Honey traps, a lesson in espionage, and managing your ego
We love network honeypots, an awesomely cheap binary IDS. Someone on your network either IS trying to exploit your fake domain controller, or they aren’t.
We were running a security awareness training session a while back, and were a little surprised that one of the audience was offended by the term ‘honeypot’. I was thinking of honey in a jar + wasps, but turns out it has a much older, rather vulgar, slang connotation. No prizes for guessing what…
Anyway, way before the dawn of computing, honeypots / honey traps were in widespread use. Usually by the security services of the day. The start of social engineering, before we even called it that.
An attractive man or woman hits on a traveller in a bar. Stuff happens, after which their wallet / laptop / sensitive information or maybe their kidneys have been parted with.
Or maybe it’s a bit more involved; perhaps a long term relationship with a government minister leading to information being passed to a foreign power.

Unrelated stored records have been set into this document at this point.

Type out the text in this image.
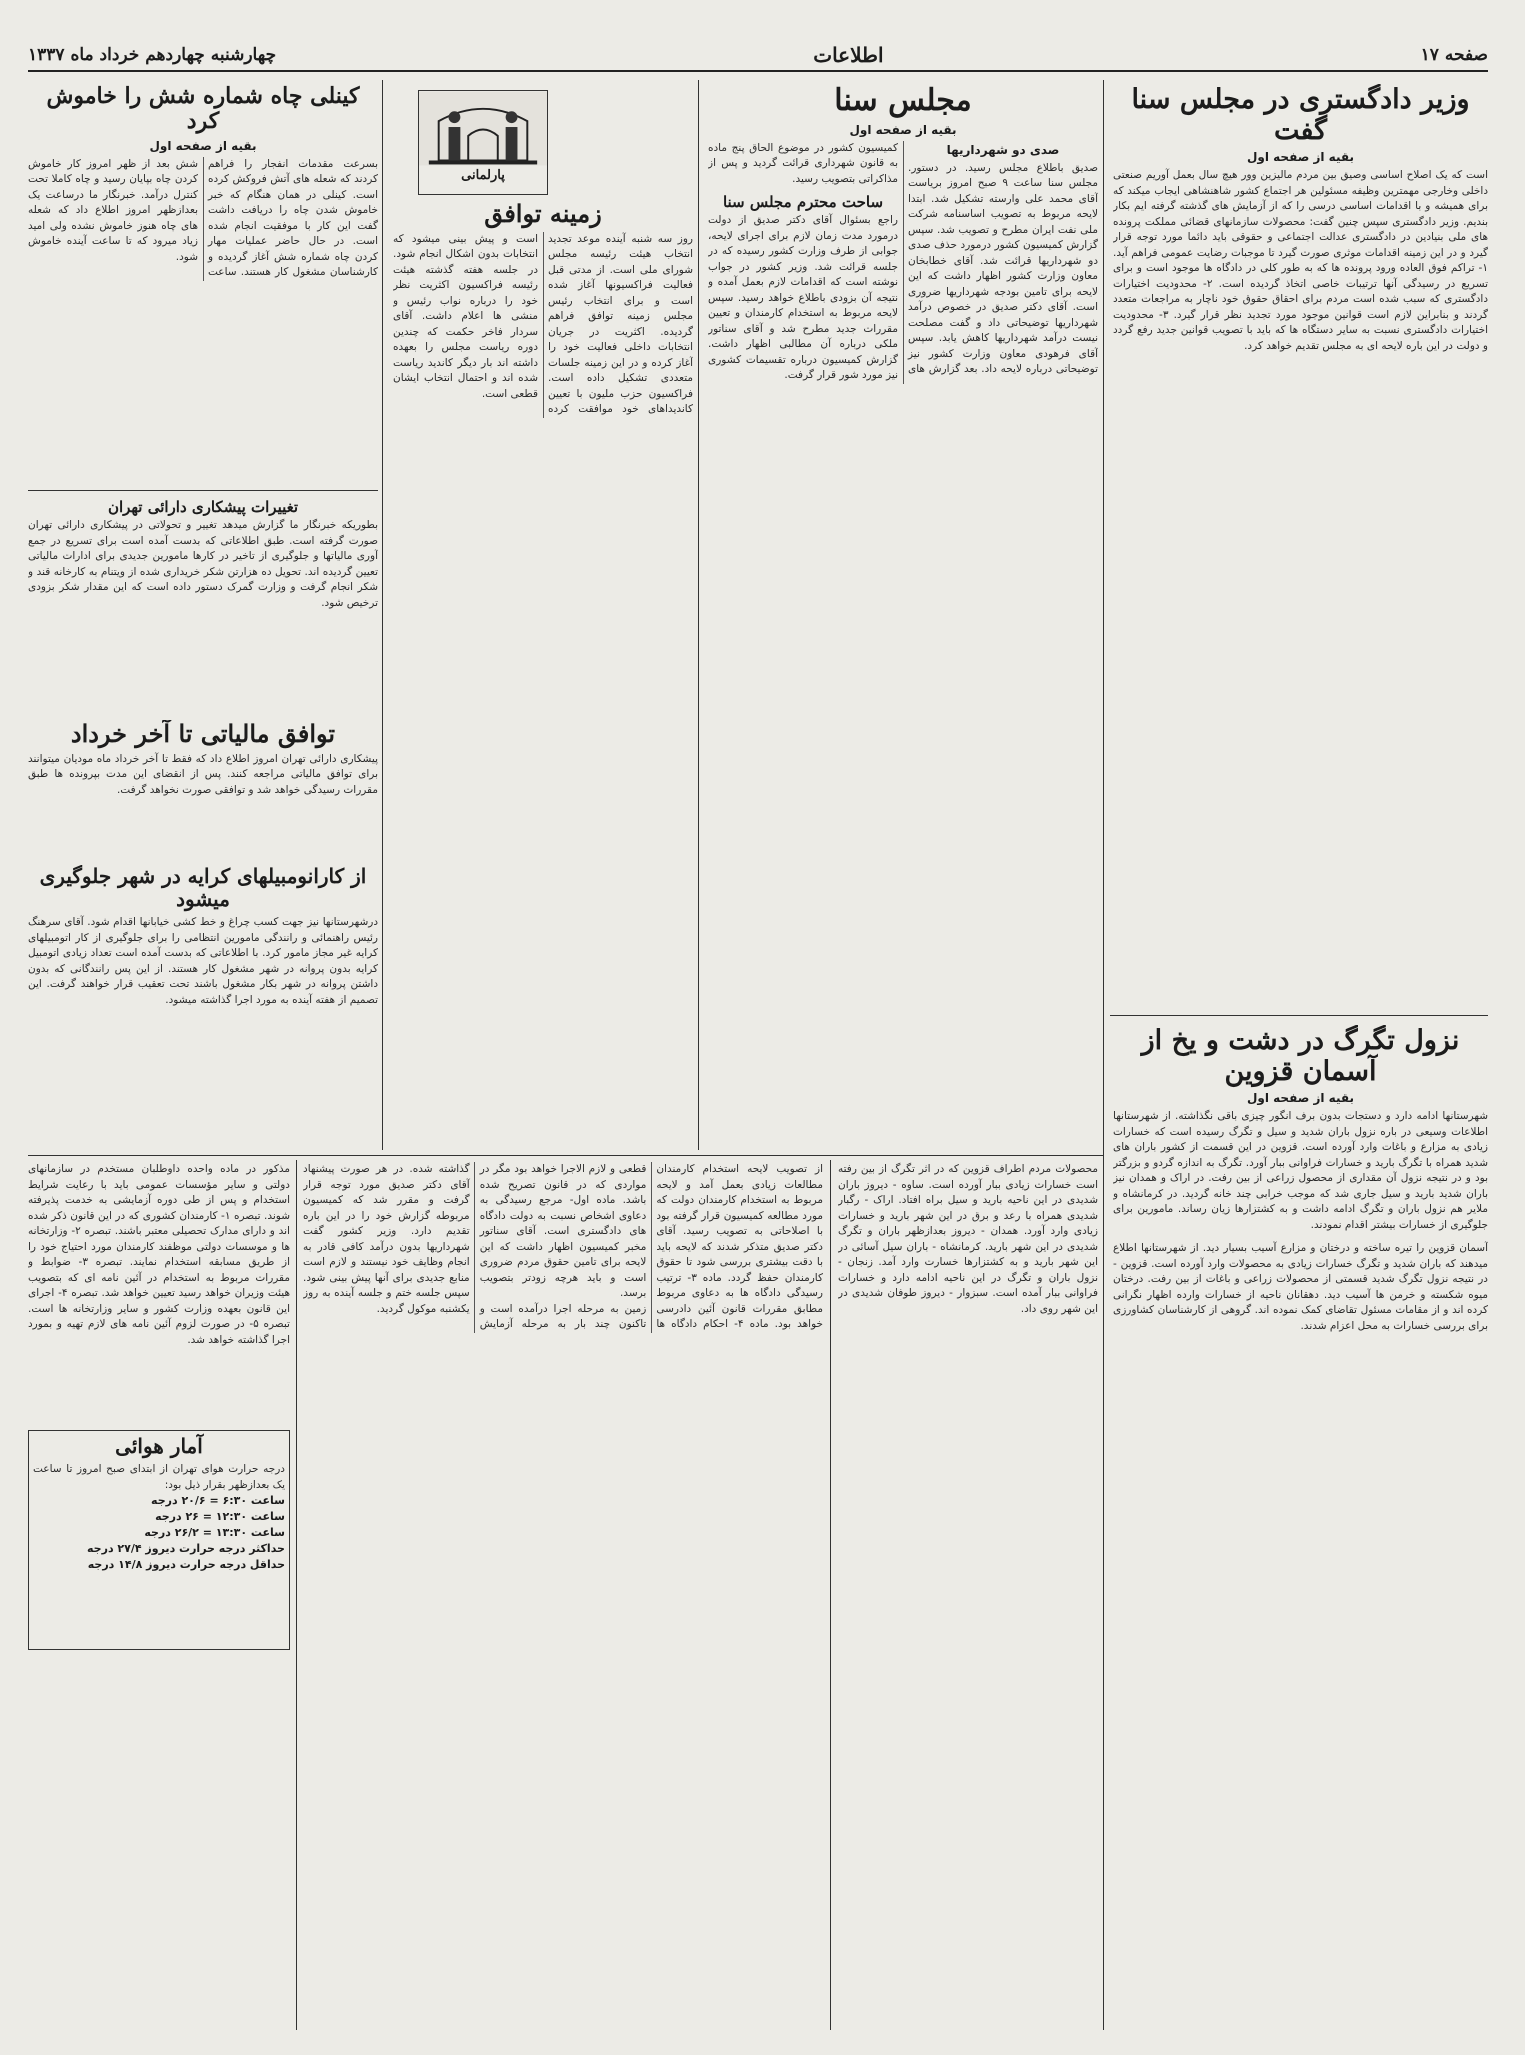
چهارشنبه چهاردهم خرداد ماه ۱۳۳۷	اطلاعات	صفحه ۱۷
وزیر دادگستری در مجلس سنا گفت
بقیه از صفحه اول

است که یک اصلاح اساسی وصیق بین مردم مالیزین وور هیچ سال بعمل آوریم صنعتی داخلی وخارجی مهمترین وظیفه مسئولین هر اجتماع کشور شاهنشاهی ایجاب میکند که برای همیشه و با اقدامات اساسی درسی را که از آزمایش های گذشته گرفته ایم بکار بندیم. وزیر دادگستری سپس چنین گفت: محصولات سازمانهای قضائی مملکت پرونده های ملی بنیادین در دادگستری عدالت اجتماعی و حقوقی باید دائما مورد توجه قرار گیرد و در این زمینه اقدامات موثری صورت گیرد تا موجبات رضایت عمومی فراهم آید. ۱- تراکم فوق العاده ورود پرونده ها که به طور کلی در دادگاه ها موجود است و برای تسریع در رسیدگی آنها ترتیبات خاصی اتخاذ گردیده است. ۲- محدودیت اختیارات دادگستری که سبب شده است مردم برای احقاق حقوق خود ناچار به مراجعات متعدد گردند و بنابراین لازم است قوانین موجود مورد تجدید نظر قرار گیرد. ۳- محدودیت اختیارات دادگستری نسبت به سایر دستگاه ها که باید با تصویب قوانین جدید رفع گردد و دولت در این باره لایحه ای به مجلس تقدیم خواهد کرد.

نزول تگرگ در دشت و یخ از آسمان قزوین
بقیه از صفحه اول

شهرستانها ادامه دارد و دستجات بدون برف انگور چیزی باقی نگذاشته. از شهرستانها اطلاعات وسیعی در باره نزول باران شدید و سیل و تگرگ رسیده است که خسارات زیادی به مزارع و باغات وارد آورده است. قزوین در این قسمت از کشور باران های شدید همراه با تگرگ بارید و خسارات فراوانی ببار آورد. تگرگ به اندازه گردو و بزرگتر بود و در نتیجه نزول آن مقداری از محصول زراعی از بین رفت. در اراک و همدان نیز باران شدید بارید و سیل جاری شد که موجب خرابی چند خانه گردید. در کرمانشاه و ملایر هم نزول باران و تگرگ ادامه داشت و به کشتزارها زیان رساند. مامورین برای جلوگیری از خسارات بیشتر اقدام نمودند.

آسمان قزوین را تیره ساخته و درختان و مزارع آسیب بسیار دید. از شهرستانها اطلاع میدهند که باران شدید و تگرگ خسارات زیادی به محصولات وارد آورده است. قزوین - در نتیجه نزول تگرگ شدید قسمتی از محصولات زراعی و باغات از بین رفت. درختان میوه شکسته و خرمن ها آسیب دید. دهقانان ناحیه از خسارات وارده اظهار نگرانی کرده اند و از مقامات مسئول تقاضای کمک نموده اند. گروهی از کارشناسان کشاورزی برای بررسی خسارات به محل اعزام شدند.

مجلس سنا
بقیه از صفحه اول
صدی دو شهرداریها

صدیق باطلاع مجلس رسید. در دستور. مجلس سنا ساعت ۹ صبح امروز بریاست آقای محمد علی وارسته تشکیل شد. ابتدا لایحه مربوط به تصویب اساسنامه شرکت ملی نفت ایران مطرح و تصویب شد. سپس گزارش کمیسیون کشور درمورد حذف صدی دو شهرداریها قرائت شد. آقای خطابخان معاون وزارت کشور اظهار داشت که این لایحه برای تامین بودجه شهرداریها ضروری است. آقای دکتر صدیق در خصوص درآمد شهرداریها توضیحاتی داد و گفت مصلحت نیست درآمد شهرداریها کاهش یابد. سپس آقای فرهودی معاون وزارت کشور نیز توضیحاتی درباره لایحه داد. بعد گزارش های کمیسیون کشور در موضوع الحاق پنج ماده به قانون شهرداری قرائت گردید و پس از مذاکراتی بتصویب رسید.

ساحت محترم مجلس سنا

راجع بسئوال آقای دکتر صدیق از دولت درمورد مدت زمان لازم برای اجرای لایحه، جوابی از طرف وزارت کشور رسیده که در جلسه قرائت شد. وزیر کشور در جواب نوشته است که اقدامات لازم بعمل آمده و نتیجه آن بزودی باطلاع خواهد رسید. سپس لایحه مربوط به استخدام کارمندان و تعیین مقررات جدید مطرح شد و آقای سناتور ملکی درباره آن مطالبی اظهار داشت. گزارش کمیسیون درباره تقسیمات کشوری نیز مورد شور قرار گرفت.

پارلمانی
زمینه توافق

روز سه شنبه آینده موعد تجدید انتخاب هیئت رئیسه مجلس شورای ملی است. از مدتی قبل فعالیت فراکسیونها آغاز شده است و برای انتخاب رئیس مجلس زمینه توافق فراهم گردیده. اکثریت در جریان انتخابات داخلی فعالیت خود را آغاز کرده و در این زمینه جلسات متعددی تشکیل داده است. فراکسیون حزب ملیون با تعیین کاندیداهای خود موافقت کرده است و پیش بینی میشود که انتخابات بدون اشکال انجام شود. در جلسه هفته گذشته هیئت رئیسه فراکسیون اکثریت نظر خود را درباره نواب رئیس و منشی ها اعلام داشت. آقای سردار فاخر حکمت که چندین دوره ریاست مجلس را بعهده داشته اند بار دیگر کاندید ریاست شده اند و احتمال انتخاب ایشان قطعی است.

کینلی چاه شماره شش را خاموش کرد
بقیه از صفحه اول

بسرعت مقدمات انفجار را فراهم کردند که شعله های آتش فروکش کرده است. کینلی در همان هنگام که خبر خاموش شدن چاه را دریافت داشت گفت این کار با موفقیت انجام شده است. در حال حاضر عملیات مهار کردن چاه شماره شش آغاز گردیده و کارشناسان مشغول کار هستند. ساعت شش بعد از ظهر امروز کار خاموش کردن چاه بپایان رسید و چاه کاملا تحت کنترل درآمد. خبرنگار ما درساعت یک بعدازظهر امروز اطلاع داد که شعله های چاه هنوز خاموش نشده ولی امید زیاد میرود که تا ساعت آینده خاموش شود.

تغییرات پیشکاری دارائی تهران

بطوریکه خبرنگار ما گزارش میدهد تغییر و تحولاتی در پیشکاری دارائی تهران صورت گرفته است. طبق اطلاعاتی که بدست آمده است برای تسریع در جمع آوری مالیاتها و جلوگیری از تاخیر در کارها مامورین جدیدی برای ادارات مالیاتی تعیین گردیده اند. تحویل ده هزارتن شکر خریداری شده از ویتنام به کارخانه قند و شکر انجام گرفت و وزارت گمرک دستور داده است که این مقدار شکر بزودی ترخیص شود.

توافق مالیاتی تا آخر خرداد

پیشکاری دارائی تهران امروز اطلاع داد که فقط تا آخر خرداد ماه مودیان میتوانند برای توافق مالیاتی مراجعه کنند. پس از انقضای این مدت بپرونده ها طبق مقررات رسیدگی خواهد شد و توافقی صورت نخواهد گرفت.

از کارانومبیلهای کرایه در شهر جلوگیری میشود

درشهرستانها نیز جهت کسب چراغ و خط کشی خیابانها اقدام شود. آقای سرهنگ رئیس راهنمائی و رانندگی مامورین انتظامی را برای جلوگیری از کار اتومبیلهای کرایه غیر مجاز مامور کرد. با اطلاعاتی که بدست آمده است تعداد زیادی اتومبیل کرایه بدون پروانه در شهر مشغول کار هستند. از این پس رانندگانی که بدون داشتن پروانه در شهر بکار مشغول باشند تحت تعقیب قرار خواهند گرفت. این تصمیم از هفته آینده به مورد اجرا گذاشته میشود.

مذکور در ماده واحده داوطلبان مستخدم در سازمانهای دولتی و سایر مؤسسات عمومی باید با رعایت شرایط استخدام و پس از طی دوره آزمایشی به خدمت پذیرفته شوند. تبصره ۱- کارمندان کشوری که در این قانون ذکر شده اند و دارای مدارک تحصیلی معتبر باشند. تبصره ۲- وزارتخانه ها و موسسات دولتی موظفند کارمندان مورد احتیاج خود را از طریق مسابقه استخدام نمایند. تبصره ۳- ضوابط و مقررات مربوط به استخدام در آئین نامه ای که بتصویب هیئت وزیران خواهد رسید تعیین خواهد شد. تبصره ۴- اجرای این قانون بعهده وزارت کشور و سایر وزارتخانه ها است. تبصره ۵- در صورت لزوم آئین نامه های لازم تهیه و بمورد اجرا گذاشته خواهد شد.

آمار هوائی

درجه حرارت هوای تهران از ابتدای صبح امروز تا ساعت یک بعدازظهر بقرار ذیل بود:

ساعت ۶:۳۰ = ۲۰/۶ درجه
ساعت ۱۲:۳۰ = ۲۶ درجه
ساعت ۱۳:۳۰ = ۲۶/۲ درجه
حداکثر درجه حرارت دیروز ۲۷/۴ درجه
حداقل درجه حرارت دیروز ۱۴/۸ درجه

از تصویب لایحه استخدام کارمندان مطالعات زیادی بعمل آمد و لایحه مربوط به استخدام کارمندان دولت که مورد مطالعه کمیسیون قرار گرفته بود با اصلاحاتی به تصویب رسید. آقای دکتر صدیق متذکر شدند که لایحه باید با دقت بیشتری بررسی شود تا حقوق کارمندان حفظ گردد. ماده ۳- ترتیب رسیدگی دادگاه ها به دعاوی مربوط مطابق مقررات قانون آئین دادرسی خواهد بود. ماده ۴- احکام دادگاه ها قطعی و لازم الاجرا خواهد بود مگر در مواردی که در قانون تصریح شده باشد. ماده اول- مرجع رسیدگی به دعاوی اشخاص نسبت به دولت دادگاه های دادگستری است. آقای سناتور مخبر کمیسیون اظهار داشت که این لایحه برای تامین حقوق مردم ضروری است و باید هرچه زودتر بتصویب برسد.

زمین به مرحله اجرا درآمده است و تاکنون چند بار به مرحله آزمایش گذاشته شده. در هر صورت پیشنهاد آقای دکتر صدیق مورد توجه قرار گرفت و مقرر شد که کمیسیون مربوطه گزارش خود را در این باره تقدیم دارد. وزیر کشور گفت شهرداریها بدون درآمد کافی قادر به انجام وظایف خود نیستند و لازم است منابع جدیدی برای آنها پیش بینی شود. سپس جلسه ختم و جلسه آینده به روز یکشنبه موکول گردید.

محصولات مردم اطراف قزوین که در اثر تگرگ از بین رفته است خسارات زیادی ببار آورده است. ساوه - دیروز باران شدیدی در این ناحیه بارید و سیل براه افتاد. اراک - رگبار شدیدی همراه با رعد و برق در این شهر بارید و خسارات زیادی وارد آورد. همدان - دیروز بعدازظهر باران و تگرگ شدیدی در این شهر بارید. کرمانشاه - باران سیل آسائی در این شهر بارید و به کشتزارها خسارت وارد آمد. زنجان - نزول باران و تگرگ در این ناحیه ادامه دارد و خسارات فراوانی ببار آمده است. سبزوار - دیروز طوفان شدیدی در این شهر روی داد.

Nice to see MI5 reminding us all that it still happens, particularly in light of events in Crimea:
We would be well to remember that if something seems too good to be true, then it probably is. If you’re a greying 40-something infosec consultant (like me) then that attractive, 25-ish tech-savvy lady with an eastern European accent might be after more than just your “suave”, beer-fuelled conversation:
State secrets / intellectual property / credit cards / internal organs. You choose.